Wednesday, 22 December 2010

"I should have died with gratitude and joy"

William Cowper, the poet, battled for the whole of his life with severe depression and mental breakdown. His despair was so severe that he came close to comitting suicide. He spoke of being struck with "such a dejection of spirits, as none but they who have felt the same, can have the least conception of. Day and night I was upon the rack, lying down in horror, and rising up in despair."

His condition became so bad that he was comitted to St. Albans Insane Assylum. In God's providence the doctor who tended him there was a Christian man. This doctor loved Cowper and continually held out hope to Cowper, despite Cowper's insistence that he was beyond hope. It is through the influence of this doctor that Cowper was converted, and found the gospel to be the thing that would sustain him through his ongoing depression, which he would battle with for the rest of his life.
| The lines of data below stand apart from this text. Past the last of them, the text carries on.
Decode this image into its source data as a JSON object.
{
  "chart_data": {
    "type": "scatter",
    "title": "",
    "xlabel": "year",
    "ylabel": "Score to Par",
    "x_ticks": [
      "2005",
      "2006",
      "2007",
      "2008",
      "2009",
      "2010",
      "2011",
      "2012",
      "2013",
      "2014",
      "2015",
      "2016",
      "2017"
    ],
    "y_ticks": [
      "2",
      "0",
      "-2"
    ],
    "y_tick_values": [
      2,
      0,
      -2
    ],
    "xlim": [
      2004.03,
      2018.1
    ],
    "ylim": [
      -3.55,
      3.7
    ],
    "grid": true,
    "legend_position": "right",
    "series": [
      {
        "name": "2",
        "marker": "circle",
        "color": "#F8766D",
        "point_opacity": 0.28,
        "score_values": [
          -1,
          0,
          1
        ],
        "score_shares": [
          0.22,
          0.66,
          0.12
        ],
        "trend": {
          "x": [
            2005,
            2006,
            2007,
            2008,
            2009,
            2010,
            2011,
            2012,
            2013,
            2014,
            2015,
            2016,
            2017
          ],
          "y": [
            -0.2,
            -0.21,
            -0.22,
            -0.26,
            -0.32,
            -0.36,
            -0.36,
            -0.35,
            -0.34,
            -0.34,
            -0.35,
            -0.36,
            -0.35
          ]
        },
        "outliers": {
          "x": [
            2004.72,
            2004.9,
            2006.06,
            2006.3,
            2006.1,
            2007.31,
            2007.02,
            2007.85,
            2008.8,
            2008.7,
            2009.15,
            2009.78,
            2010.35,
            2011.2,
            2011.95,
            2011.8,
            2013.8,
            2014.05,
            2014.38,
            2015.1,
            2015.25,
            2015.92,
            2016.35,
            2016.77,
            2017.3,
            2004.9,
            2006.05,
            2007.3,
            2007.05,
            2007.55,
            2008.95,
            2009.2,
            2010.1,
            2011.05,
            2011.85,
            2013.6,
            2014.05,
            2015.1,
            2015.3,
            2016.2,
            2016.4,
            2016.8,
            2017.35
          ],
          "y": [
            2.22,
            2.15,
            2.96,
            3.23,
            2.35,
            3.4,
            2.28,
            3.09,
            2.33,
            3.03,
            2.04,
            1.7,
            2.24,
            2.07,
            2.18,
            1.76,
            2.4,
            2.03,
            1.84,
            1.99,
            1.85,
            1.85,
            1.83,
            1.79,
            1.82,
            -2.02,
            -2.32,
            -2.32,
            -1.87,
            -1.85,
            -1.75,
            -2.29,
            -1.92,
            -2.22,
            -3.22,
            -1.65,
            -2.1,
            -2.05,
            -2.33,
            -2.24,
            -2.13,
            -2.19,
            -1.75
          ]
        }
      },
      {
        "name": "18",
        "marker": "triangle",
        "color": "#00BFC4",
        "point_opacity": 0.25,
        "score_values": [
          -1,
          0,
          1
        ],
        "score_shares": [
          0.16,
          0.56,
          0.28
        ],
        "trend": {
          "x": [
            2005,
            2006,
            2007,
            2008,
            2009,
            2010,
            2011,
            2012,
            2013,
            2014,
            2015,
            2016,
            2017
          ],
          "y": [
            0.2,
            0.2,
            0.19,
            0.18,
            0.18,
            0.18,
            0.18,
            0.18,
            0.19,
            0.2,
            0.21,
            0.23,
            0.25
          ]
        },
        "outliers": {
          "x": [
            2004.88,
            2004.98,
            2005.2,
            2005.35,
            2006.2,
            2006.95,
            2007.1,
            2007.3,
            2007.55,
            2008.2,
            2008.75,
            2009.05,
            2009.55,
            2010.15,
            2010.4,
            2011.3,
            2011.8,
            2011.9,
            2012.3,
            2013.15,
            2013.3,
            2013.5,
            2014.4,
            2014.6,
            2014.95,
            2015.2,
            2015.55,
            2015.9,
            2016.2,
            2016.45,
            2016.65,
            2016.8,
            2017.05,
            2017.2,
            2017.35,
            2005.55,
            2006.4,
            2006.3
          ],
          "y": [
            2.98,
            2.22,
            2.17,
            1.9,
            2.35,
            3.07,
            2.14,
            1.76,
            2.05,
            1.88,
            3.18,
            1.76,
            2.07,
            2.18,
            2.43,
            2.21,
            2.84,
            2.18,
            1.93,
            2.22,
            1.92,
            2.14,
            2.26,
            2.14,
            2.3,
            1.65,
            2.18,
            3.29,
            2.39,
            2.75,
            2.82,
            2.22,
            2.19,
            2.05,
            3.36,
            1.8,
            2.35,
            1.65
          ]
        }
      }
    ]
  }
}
Whilst staying at the assylum he opened a Bible and discovered Romans 3:25, "whom God put forward as a propitiation by his blood, to be received by faith. This was to show God’s righteousness, because in his divine forbearance he had passed over former sins." Here is how Cowper describes the moment:
Immediately I received the strength to believe it, and the full beams of the Sun of Righteousness shone upon me. I saw the sufficiency of the atonement He had made, my pardon sealed in His blood, and all the fullness and completeness of His justification. In a moment I believed, and received the gospel ... Whatever my friend Madan had said to me, long before, revived in all its clearness, with demonstration of the spirit and power. Unless the Almighty arm had been under me, I think I should have died with gratitude and joy. My eyes filled with tears, and my voice choked with transport; I could only look up to heaven in silent fear, overwhelmed with love and wonder.
(Gilbert Thomas, William Cowper and the Eighteenth Century, p. 132.)